Miami Beach combats rising tides with new pump stations
With its historic Art Deco hotels, countless shops, boutiques and international cuisine, Miami Beach offers plenty to see and enjoy away from the water – at least for the near future.
Even on days without rain, larger waves during high tides are causing flooding in Miami Beach, just one effect of climate change. In response, the city of Miami Beach is installing water pumps to move water from the streets of the coastal resort city.
“We have seven pumps coming online this summer,” City Engineer Bruce Mowry said. “And next year, I would hope to have 10 to 15 more pumps.”
Mowry said the city plans to have 60 to 80 pumps running by 2020, depending on the size of the units. The pumps will be placed in locations where a large amount of water from high tide spills onto the streets, and will pipe 14,000 gallons of water back into the sea every minute.
With a $300 million price tag, the pumps are a big purchase for a city with a $502 million annual budget.
“You not only have to have support,” Mowry said. “You have to back the support with finances.”
The city commission is funding these projects with three $100 million bonds, which allow Miami Beach to borrow money at a low interest rate. Also, a new tax, the Stormwater Utility Fee, is being collected from all homeowners, businesses and hotels.
Despite their high cost, the pumps are necessary to support the constant construction and renovation of resorts and condominiums. Because of its tax structure, Miami Beach relies on its thriving real estate market, especially premium apartments on the coast. Property tax revenue will continue to grow only if buyers are certain their investment is worthwhile.
“There are groups of people who are concerned about their investments in high-end apartment units and their property values being in jeopardy,” said Eileen Nexer, a local real estate agent.
These concerns have fueled plans to have seven new pumps in operation by November. Although this is a milestone for the project, the city has no intention of slowing down soon.
“We’re taking action and moving ahead. We’re not just looking at short term, we’re looking at middle and long term,” Mowry said.
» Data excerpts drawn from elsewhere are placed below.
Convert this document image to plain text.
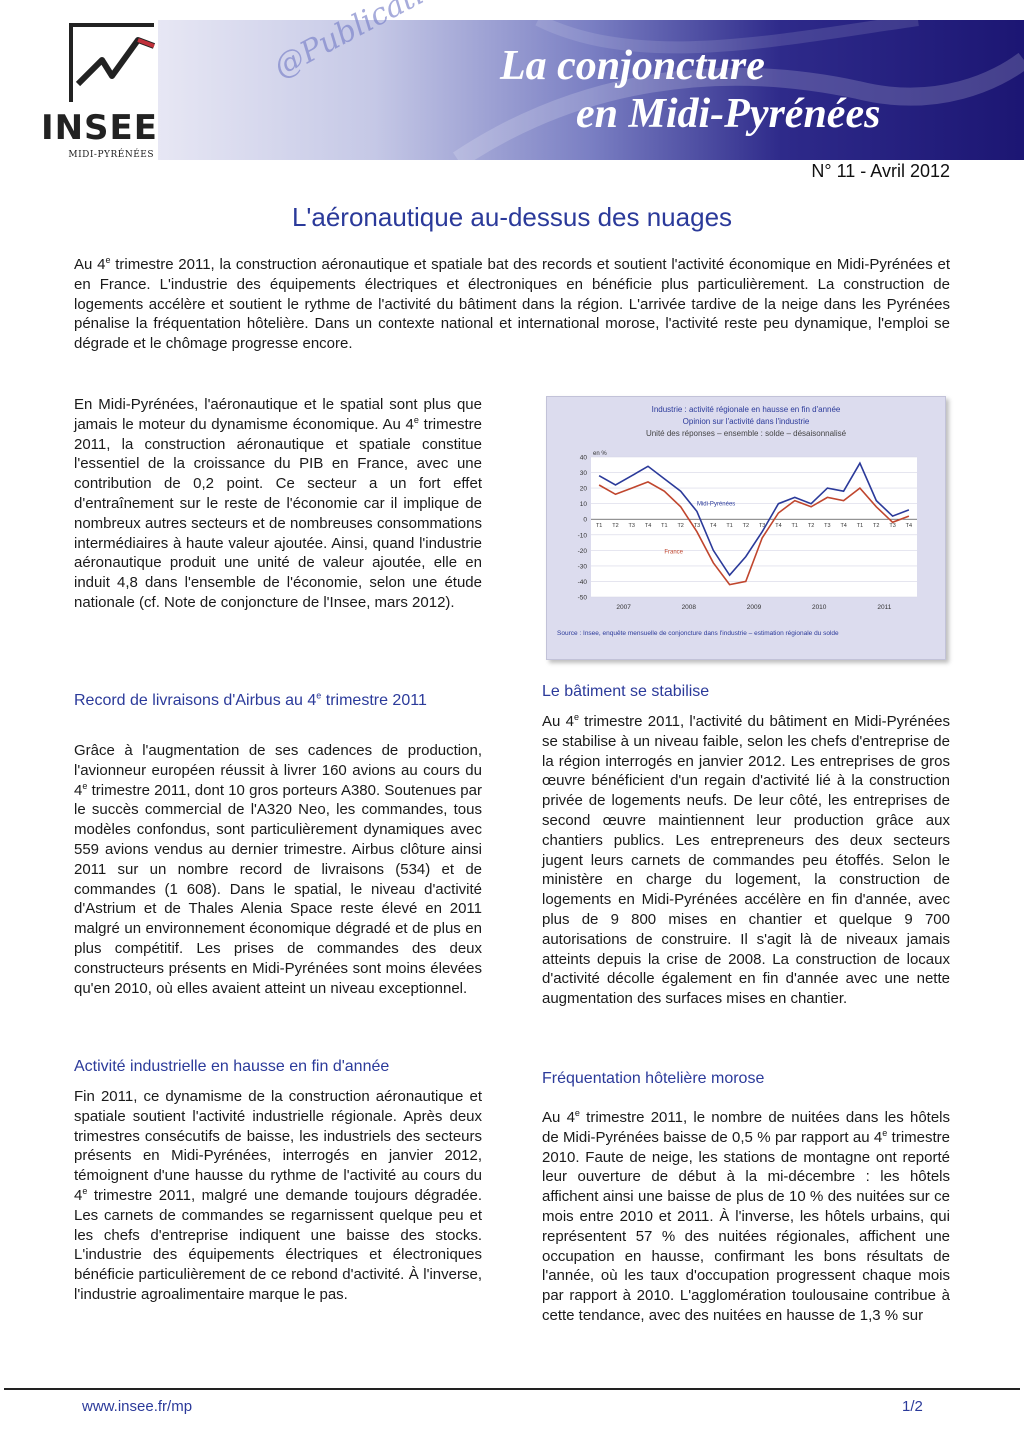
INSEE
MIDI-PYRÉNÉES
La conjoncture
en Midi-Pyrénées
N° 11 - Avril 2012
L'aéronautique au-dessus des nuages
Au 4e trimestre 2011, la construction aéronautique et spatiale bat des records et soutient l'activité économique en Midi-Pyrénées et en France. L'industrie des équipements électriques et électroniques en bénéficie plus particulièrement. La construction de logements accélère et soutient le rythme de l'activité du bâtiment dans la région. L'arrivée tardive de la neige dans les Pyrénées pénalise la fréquentation hôtelière. Dans un contexte national et international morose, l'activité reste peu dynamique, l'emploi se dégrade et le chômage progresse encore.
En Midi-Pyrénées, l'aéronautique et le spatial sont plus que jamais le moteur du dynamisme économique. Au 4e trimestre 2011, la construction aéronautique et spatiale constitue l'essentiel de la croissance du PIB en France, avec une contribution de 0,2 point. Ce secteur a un fort effet d'entraînement sur le reste de l'économie car il implique de nombreux autres secteurs et de nombreuses consommations intermédiaires à haute valeur ajoutée. Ainsi, quand l'industrie aéronautique produit une unité de valeur ajoutée, elle en induit 4,8 dans l'ensemble de l'économie, selon une étude nationale (cf. Note de conjoncture de l'Insee, mars 2012).
Record de livraisons d'Airbus au 4e trimestre 2011
Grâce à l'augmentation de ses cadences de production, l'avionneur européen réussit à livrer 160 avions au cours du 4e trimestre 2011, dont 10 gros porteurs A380. Soutenues par le succès commercial de l'A320 Neo, les commandes, tous modèles confondus, sont particulièrement dynamiques avec 559 avions vendus au dernier trimestre. Airbus clôture ainsi 2011 sur un nombre record de livraisons (534) et de commandes (1 608). Dans le spatial, le niveau d'activité d'Astrium et de Thales Alenia Space reste élevé en 2011 malgré un environnement économique dégradé et de plus en plus compétitif. Les prises de commandes des deux constructeurs présents en Midi-Pyrénées sont moins élevées qu'en 2010, où elles avaient atteint un niveau exceptionnel.
Activité industrielle en hausse en fin d'année
Fin 2011, ce dynamisme de la construction aéronautique et spatiale soutient l'activité industrielle régionale. Après deux trimestres consécutifs de baisse, les industriels des secteurs présents en Midi-Pyrénées, interrogés en janvier 2012, témoignent d'une hausse du rythme de l'activité au cours du 4e trimestre 2011, malgré une demande toujours dégradée. Les carnets de commandes se regarnissent quelque peu et les chefs d'entreprise indiquent une baisse des stocks. L'industrie des équipements électriques et électroniques bénéficie particulièrement de ce rebond d'activité. À l'inverse, l'industrie agroalimentaire marque le pas.
Industrie : activité régionale en hausse en fin d'année
Opinion sur l'activité dans l'industrie
Unité des réponses – ensemble : solde – désaisonnalisé
40
30
20
10
0
-10
-20
-30
-40
-50
en %
T1 T2 T3 T4 T1 T2 T3 T4 T1 T2 T3 T4 T1 T2 T3 T4 T1 T2 T3 T4
2007	2008	2009	2010	2011
Midi-Pyrénées
France
Source : Insee, enquête mensuelle de conjoncture dans l'industrie – estimation régionale du solde
Le bâtiment se stabilise
Au 4e trimestre 2011, l'activité du bâtiment en Midi-Pyrénées se stabilise à un niveau faible, selon les chefs d'entreprise de la région interrogés en janvier 2012. Les entreprises de gros œuvre bénéficient d'un regain d'activité lié à la construction privée de logements neufs. De leur côté, les entreprises de second œuvre maintiennent leur production grâce aux chantiers publics. Les entrepreneurs des deux secteurs jugent leurs carnets de commandes peu étoffés. Selon le ministère en charge du logement, la construction de logements en Midi-Pyrénées accélère en fin d'année, avec plus de 9 800 mises en chantier et quelque 9 700 autorisations de construire. Il s'agit là de niveaux jamais atteints depuis la crise de 2008. La construction de locaux d'activité décolle également en fin d'année avec une nette augmentation des surfaces mises en chantier.
Fréquentation hôtelière morose
Au 4e trimestre 2011, le nombre de nuitées dans les hôtels de Midi-Pyrénées baisse de 0,5 % par rapport au 4e trimestre 2010. Faute de neige, les stations de montagne ont reporté leur ouverture de début à la mi-décembre : les hôtels affichent ainsi une baisse de plus de 10 % des nuitées sur ce mois entre 2010 et 2011. À l'inverse, les hôtels urbains, qui représentent 57 % des nuitées régionales, affichent une occupation en hausse, confirmant les bons résultats de l'année, où les taux d'occupation progressent chaque mois par rapport à 2010. L'agglomération toulousaine contribue à cette tendance, avec des nuitées en hausse de 1,3 % sur
www.insee.fr/mp	1/2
Once construction is completed, the pumps will run constantly to move flood waters. Water will be collected through sewage drains, stored in reservoirs and pumped back into the ocean through a sea wall in Biscayne Bay.
An initial concern was the condition of the water being sent back because the water comes into contact with trash, motor oil and other contaminants. As a result, the collected water must be treated and decontaminated. Mowry said he hopes to see similar projects in other at-risk areas.
“Sea level rise isn’t just happening in Miami Beach,” said Mowry. “It’s worldwide.”
Mowry said unprecedented construction makes it difficult to manage traffic, nightlife and major infrastructure changes.
“It’s always a challenge to do construction while keeping a city moving.” Mowry said.
Even with the disruption, local residents have supported the pump installations since construction began.
“We need their involvement and we need their investment into the future,” Mowry said.
Even after all pumps are installed, efforts to combat sea level rise will be far from over and alternative solutions are being considered.
One of the most daring ideas is to elevate the entire city up to four feet off the ground, which would involve major structural modification to the entire city’s infrastructure.
“We have staff today working on solutions that really don’t have to be completed for 20 years,” Mowry said.
“The city has the drive, the vision and the support to do this,” Mowry said. “We’re rising above, we’re gonna take on the challenge, and we’re gonna succeed.”